Mateus 5.01-12: EU POSSO GOSTAR DE MIM MESMO

EU POSSO GOSTAR DE MIM MESMO
(Mateus 5.1-12)
(Da séreie: EM BUSCA DA MENTE DE JESUS, 1)

Já lhe ocorreu de perguntar a alguem se ele gosta de si mesmo e ouvir como resposta um eloquente “não”? Talvez, sim, e vindo, às vezes, de quem você não imagina.
Já lhe ocorreu, ao contrário, conversar com alguém e não suportar o tamanho do seu ego? Em tudo, o cara é o máximo. Contar vantagem é como ele mesmo!
A vida — quem sabe, a nossa própria vida — derrapa por estes extremos. 

CENAS DA VIDA
Uma menina foi rejeitada, xingada, pisada, ainda no ventre da sua mãe, pela sua própria mãe e até pelo seu pai. Como esta mulher vai ser feliz?
Uma menina, no final de sua infância, foi abusada sexualmente por um parente próximo e querido. Mesmo tendo denunciado, ninguém acreditou nela. Como esta mulher vai acreditar em si mesma?
Como não esperar que o pior virá?
Um garoto foi educado por avós e pais com padrões muito elevados. Desde cedo, só ouviu compromissos e cobranças, nunca elogios e reconhecimentos. Por mais que esforçasse, jamais satisfazia sua família. Crescido, recebia uma crítica, mínima que fosse, como uma bofetada. Sempre se achava sendo julgado e reprovado. Como este homem vai olhar para os outros como iguais? Como poderá ver que tem valor por si mesmo, independentemente de como é (real ou aparentemente) visto?
Um garoto tinha vários irmãos mais velhos, que foram se encaminhando na vida. Ele, não. Era sempre comparado com os outros. Nada do que fazia dava certo, desde cedo. Como este homem poderá achar que viver vale a pena? Como achar que poderá ser um vencedor?
Como vai se ver uma pessoa que vai acumulando fracassos, na escola, no trabalho, nos relacionamentos, por mais que se esforce, como se fosse um Midas ao contrário (em que tudo o que toca dá errado)?
Como vai ter consideração por si mesma a pessoa que viveu a vida inteira uma vida que não era a sua, com amigos que não eram os seus, com uma profissão que não escolheu, numa cidade que detesta, numa casa que lhe parece uma prisão?
Como vai gostar de si mesma uma pessoa que vê nos outros apenas críticos e algozes?

O mundo é feito destas pessoas.
Convivemos com pessoas assim. Às vezes, somos estas pessoas.
Nascemos com algumas características que nós mesmos desconhecemos e vamos sendo modelados e remodelados, ao mesmo tempo em que modelamos e remodelamos os outros.

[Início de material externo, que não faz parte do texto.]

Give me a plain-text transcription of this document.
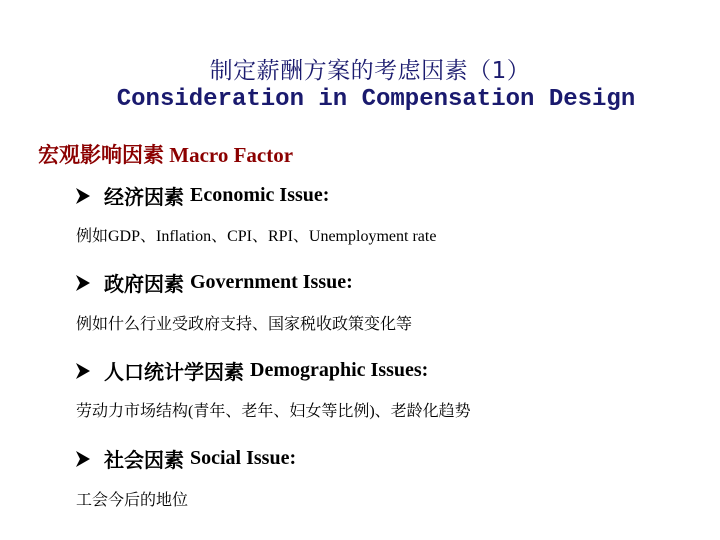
制定薪酬方案的考虑因素（1）
Consideration in Compensation Design
宏观影响因素 Macro Factor
经济因素 Economic Issue:
例如GDP、Inflation、CPI、RPI、Unemployment rate
政府因素 Government Issue:
例如什么行业受政府支持、国家税收政策变化等
人口统计学因素 Demographic Issues:
劳动力市场结构(青年、老年、妇女等比例)、老龄化趋势
社会因素 Social Issue:
工会今后的地位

Por razões que também desconhecemos, pessoas que deveriam viver como vítimas são vitoriosas. Entre as pessoas adultas felizes há crianças maltratadas e malamadas, embora talvez esta não seja a regra. Entre as pessoas adultas infelizes há crianças bem tratadas e bem amadas, mas algo aconteceu, que foi maior que o ambiente de amor em que foi guiada pelo mundo nos anos iniciais.
A vida é complexa demais para ser simplificada demais.

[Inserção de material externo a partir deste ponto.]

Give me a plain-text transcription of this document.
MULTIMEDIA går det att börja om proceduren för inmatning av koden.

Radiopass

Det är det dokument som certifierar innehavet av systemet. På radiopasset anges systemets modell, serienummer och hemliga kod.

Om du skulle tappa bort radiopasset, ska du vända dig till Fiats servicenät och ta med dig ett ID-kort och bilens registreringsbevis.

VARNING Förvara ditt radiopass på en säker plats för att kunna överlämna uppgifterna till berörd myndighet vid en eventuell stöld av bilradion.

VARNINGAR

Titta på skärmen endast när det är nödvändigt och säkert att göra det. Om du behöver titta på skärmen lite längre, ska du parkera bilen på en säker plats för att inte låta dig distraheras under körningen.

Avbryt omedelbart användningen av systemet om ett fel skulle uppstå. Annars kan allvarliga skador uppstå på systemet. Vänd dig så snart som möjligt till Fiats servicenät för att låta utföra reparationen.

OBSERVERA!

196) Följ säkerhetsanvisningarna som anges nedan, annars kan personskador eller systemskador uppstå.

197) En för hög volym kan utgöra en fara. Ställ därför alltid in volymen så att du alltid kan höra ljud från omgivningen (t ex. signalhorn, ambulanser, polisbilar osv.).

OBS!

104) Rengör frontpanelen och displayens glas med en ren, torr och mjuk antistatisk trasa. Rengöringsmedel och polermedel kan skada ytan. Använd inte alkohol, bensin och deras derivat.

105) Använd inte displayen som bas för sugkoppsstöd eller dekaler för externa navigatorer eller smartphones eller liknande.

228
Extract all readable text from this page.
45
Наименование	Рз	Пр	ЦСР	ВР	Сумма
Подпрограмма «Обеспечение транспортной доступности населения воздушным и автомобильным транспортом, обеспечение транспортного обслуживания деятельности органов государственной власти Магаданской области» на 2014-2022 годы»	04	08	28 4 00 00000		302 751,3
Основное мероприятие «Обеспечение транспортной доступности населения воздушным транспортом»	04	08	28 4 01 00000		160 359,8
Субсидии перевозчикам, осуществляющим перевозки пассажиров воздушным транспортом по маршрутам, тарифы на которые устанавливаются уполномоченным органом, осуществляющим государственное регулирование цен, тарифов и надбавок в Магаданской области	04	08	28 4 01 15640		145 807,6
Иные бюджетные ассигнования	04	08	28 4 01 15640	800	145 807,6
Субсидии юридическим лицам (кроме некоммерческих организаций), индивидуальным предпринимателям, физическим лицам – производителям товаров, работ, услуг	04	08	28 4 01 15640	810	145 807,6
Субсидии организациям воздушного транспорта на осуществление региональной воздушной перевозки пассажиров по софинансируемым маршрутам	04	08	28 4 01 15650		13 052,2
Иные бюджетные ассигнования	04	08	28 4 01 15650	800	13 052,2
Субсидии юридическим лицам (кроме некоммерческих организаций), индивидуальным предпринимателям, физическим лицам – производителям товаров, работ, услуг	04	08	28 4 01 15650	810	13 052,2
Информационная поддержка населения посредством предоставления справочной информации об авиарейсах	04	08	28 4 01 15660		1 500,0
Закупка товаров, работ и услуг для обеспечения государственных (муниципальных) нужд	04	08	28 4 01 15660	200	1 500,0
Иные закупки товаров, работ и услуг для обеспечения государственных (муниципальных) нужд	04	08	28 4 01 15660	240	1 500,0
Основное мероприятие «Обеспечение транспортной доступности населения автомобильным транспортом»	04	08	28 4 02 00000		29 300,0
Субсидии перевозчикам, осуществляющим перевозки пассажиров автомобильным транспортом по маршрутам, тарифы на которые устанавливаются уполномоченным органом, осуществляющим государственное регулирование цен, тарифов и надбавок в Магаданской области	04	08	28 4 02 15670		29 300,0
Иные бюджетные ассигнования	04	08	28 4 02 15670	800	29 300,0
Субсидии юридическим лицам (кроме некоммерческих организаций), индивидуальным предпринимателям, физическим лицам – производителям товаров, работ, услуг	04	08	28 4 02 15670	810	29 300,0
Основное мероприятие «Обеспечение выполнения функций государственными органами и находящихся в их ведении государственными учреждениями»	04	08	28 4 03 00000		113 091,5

Viver é uma tarefa difícil e para a vida toda. Tendo vivido como nós vivemos, Jesus nos capacita a entender que podemos e devemos ir além de nossa formação, na infância, mesmo que conturbada, e além do ambiente em que vivemos, mesmo que pervertido.
Na sua extraordinária mensagem, chamada de Sermão da Montanha, faz uma especie de contralista das pessoas felizes. Sua relação parece sugerir uma desvalorização do ser humano: são felizes os pobres em espirito, os chorosos, os humildes, os famintos e sedentos de justiça, os misericordiosos, os puros de coração, os pacificadores e os perseguidos.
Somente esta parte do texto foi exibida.